Emulation dvcc

The whole ecosystem is not “open”.
Victron are quite clear about what is and isn’t.
What you are trying to do in reverse engineering control of the chargers is completely unsupported.

Fair enough.
But, it (Emulation dvcc - #15 by doro) doesn’t even work on a VenusOS

The comms is your issue from what i can see.
The CAN spec is not published.

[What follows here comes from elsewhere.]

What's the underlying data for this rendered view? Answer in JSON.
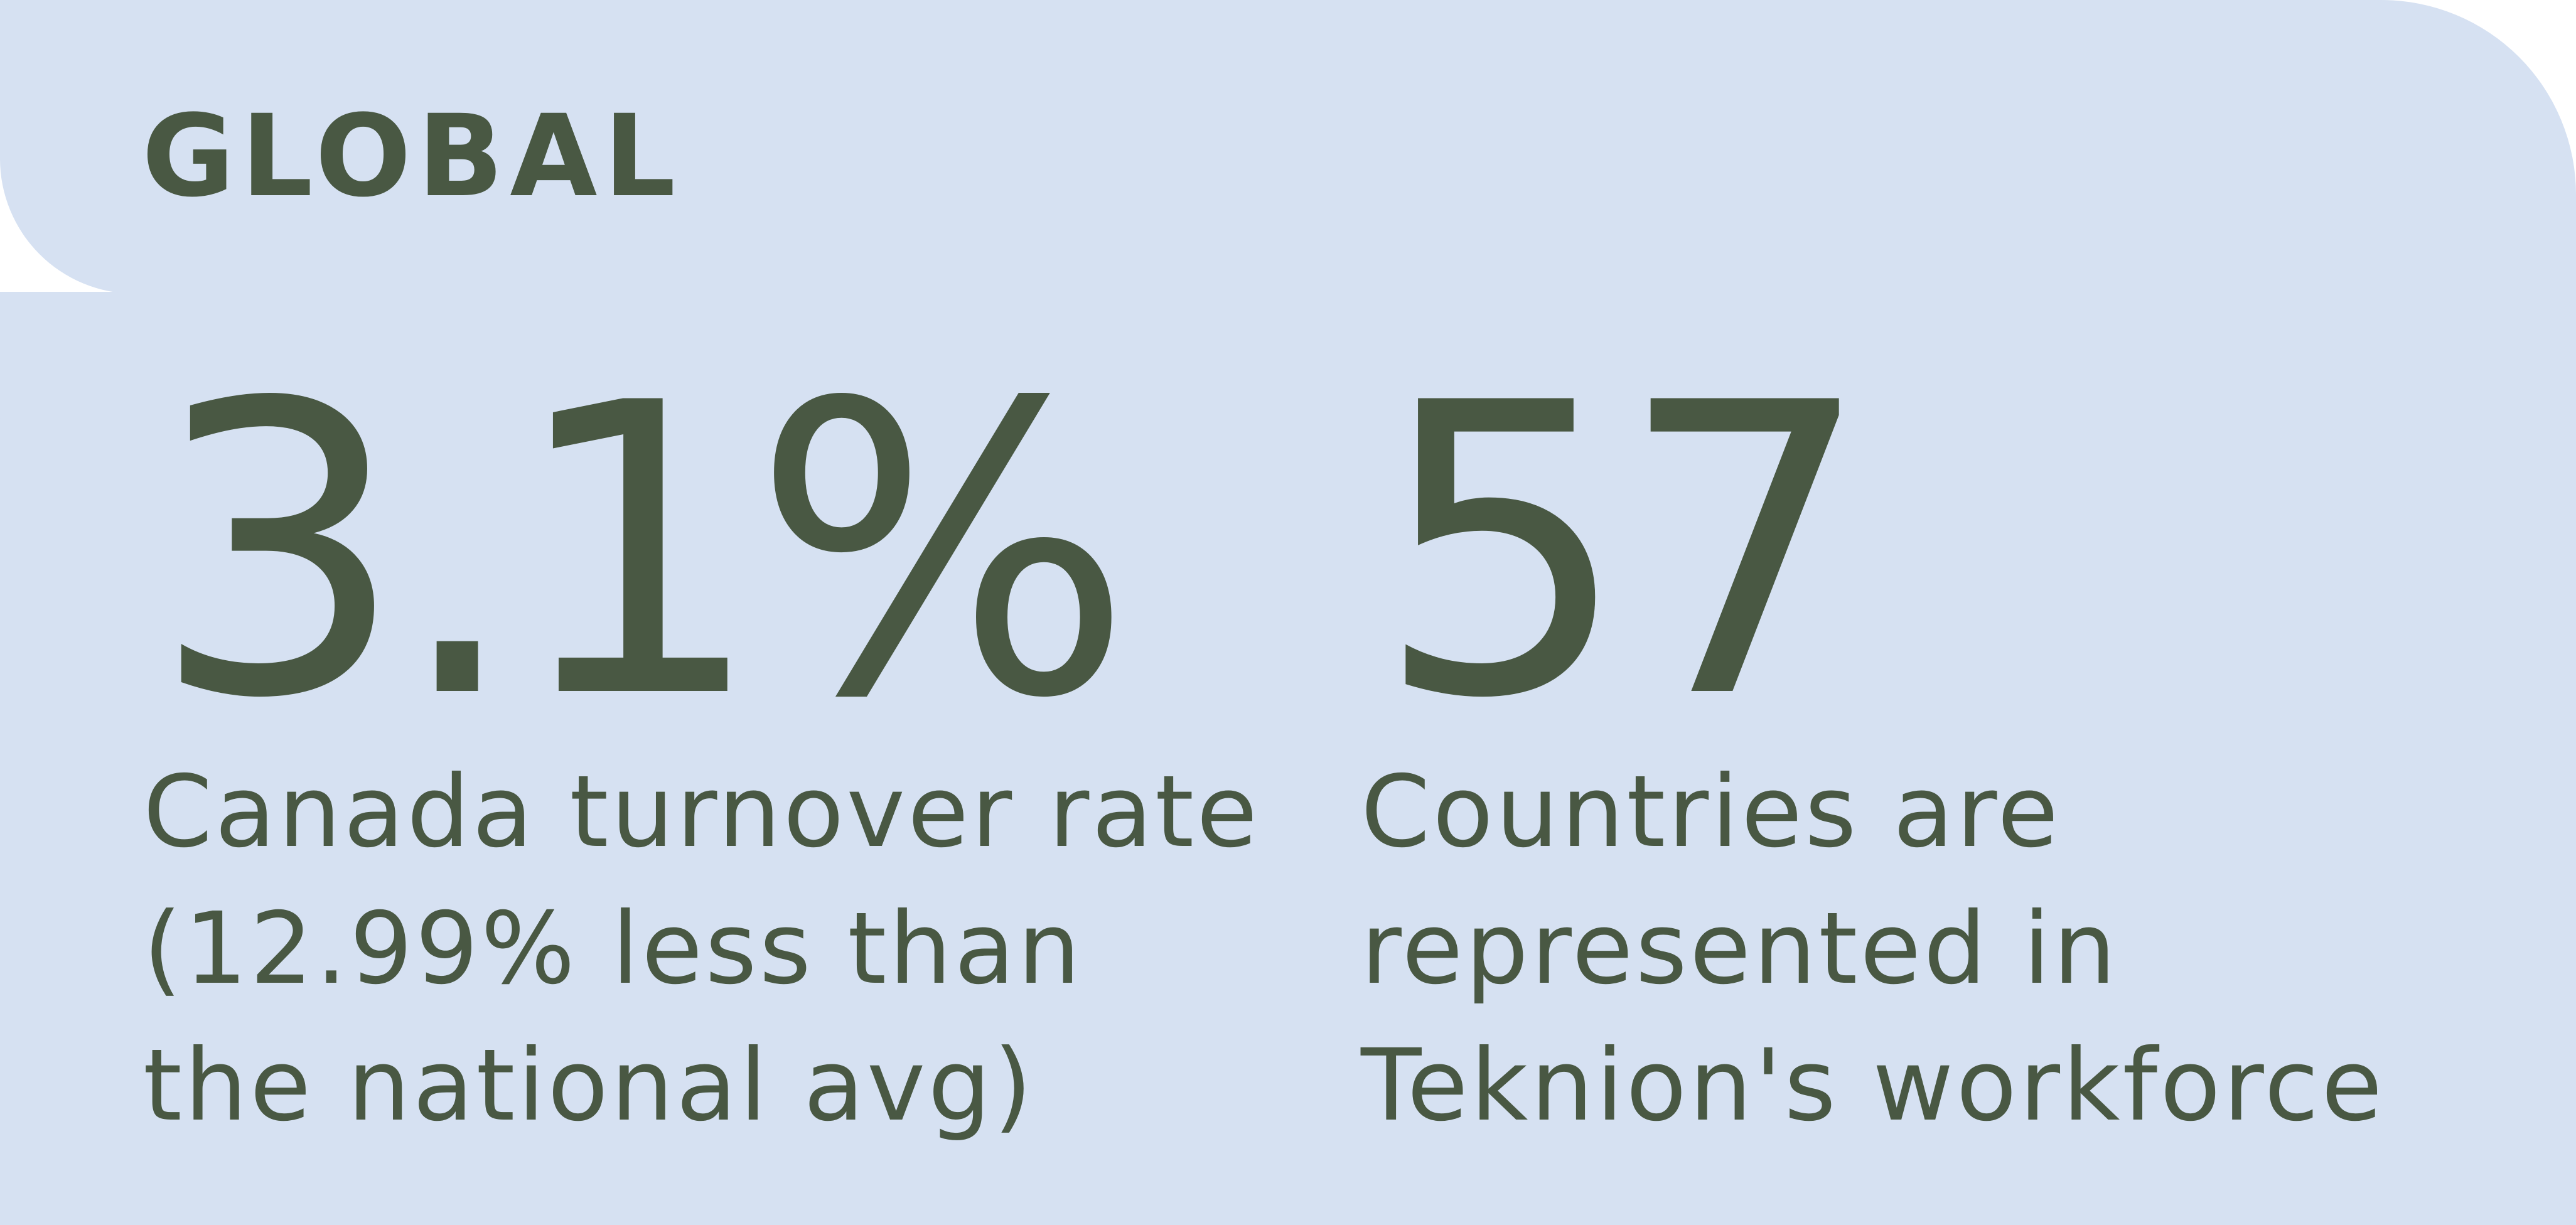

It might be available via the regional manager (not sure), but venus is only part of the whole equation.

By the way @doro

The whole thing is a “repeating” thing, with timeout.
Docs are saying that no more than 60 seconds.
Meaning you should send all at intervals smaller than 60 seconds.

But they are sending much often.
0x201C and 0x0FFF are sent at 1 second intervals - broadcast.
0x2001 and 0x200E are sent at 5 seconds intervals - broadcast.
0x2015 and 0x2017 are sent at 2 seconds intervals - P2P.

Especially 0x200E, if you want to control it remotely.

LE:
You don’t need to send 0x2002 and 0x200A, as they are battery information, not charger information.

I’ve sent you some info @doro
Also pay attention that values have a denomination - 1, 10, 100, 1000…
For example the current for 0x2015 and 0x2017 is in 0.1A increments, meaning a scale of 10.
The voltage a scale of 100 (0.01V).

Hi @doro

So, in the end it’s solved or not, because you marked it as solved…

Have a look and talk with this user, as he managed to make it work, with a similar hardware.

Please @thiemovanengelen , can you help him?
I mean, help Eduard (@doro), the OP of this topic.
Thanks in advance!

No.
I only managed to control the charging current as I described here:


Everything else doesn’t work.

Please try the following.

Assuming:

  1. your program has an address of 0x0A
  2. MPPT RS has an address of 0x40
  3. broadcast is the address of 0xFF

With a frequency of 1 second - which later you may increase it - , send:

  1. broadcast to 0x200E a values of 0x0D: 1CEFFF0A [8] 66 99 0E 20 0D 00 00 00
  2. broadcast to 0x201C a value of 0: 1CEFFF0A [8] 66 99 1C 20 00 00 00 00
  3. broadcast to 0x2001 the value of voltage: 1CEFFF0A [8] 66 99 01 20 xx xx 00 00
  4. broadcast to 0x0FFF the SOC: 1CEFFF0A [8] 66 99 FF 0F xx xx 00 00
  5. ask from MPPTRS the total input power: 1CEF400A [8] 66 99 01 00 27 20 FF FF
  6. send directly to MPPTRS the charging current: 1CEF400A [8] 66 99 15 20 xx xx 00 00
  7. send directly to MPPTRS the discharging current: 1CEF400A [8] 66 99 17 20 xx xx 00 00

You see, the Cerbo - if you have it - takes the info from one CAN network (BMS CAN) and it must send it over the other CAN network (VE.CAN).
That is done through the 0x2015 and 0x2017.
So, I’ve set the BMS control back in the 200E and for that I am also sending 2017, discharge current, even in your case is not necessary, but it simulates info from a BMS.

If this doesn’t work, sorry… I am out of ideas, because I don’t have a MPPT RS to be able to dig further…

Not working.

I tried to send voltage directly to the mpptrs 0x2001 instead of broadcast.
Something strange happened:
The controller started giving this voltage via
0xED8D VE_REG_DC_CHANNEL1_VOLTAGE
is that how it should be?
I think that the value 0xED8D should be the real value of the controller voltage on the battery. Now it is fictitious.

Did you measured the voltage with a multimeter at the battery terminals?
Because on my Multi RS (not MPPT RS), the 0xED8D is the real voltage on the battery terminals…
What kind of battery do you have?

LE:
My dumps in this moment…
The Cerbo is broadcasting the desired voltage (52.25) and Multi RS the voltage on its terminals (49.78).
can0 1CEFFFE2 [8] 66 99 01 20 69 14 00 00
can0 1CEFFF40 [8] 66 99 8D ED 72 13 00 00

I thought the register 0xED8D is the value of the MPPTRS sensor that measures the voltage on the battery output.
Am I wrong?
Which register then shows the voltage value that the MPPTRS measures?

That was my feeling as well…

BTW…

You said that you also have an Epever inverter in the system…
Isn’t it possible that the inverter to influence somehow the voltage on the battery terminals?
Meaning it tries to charge and/or keep the battery at a different voltage?
Or is a pure and simple inverter, not an inverter/charger?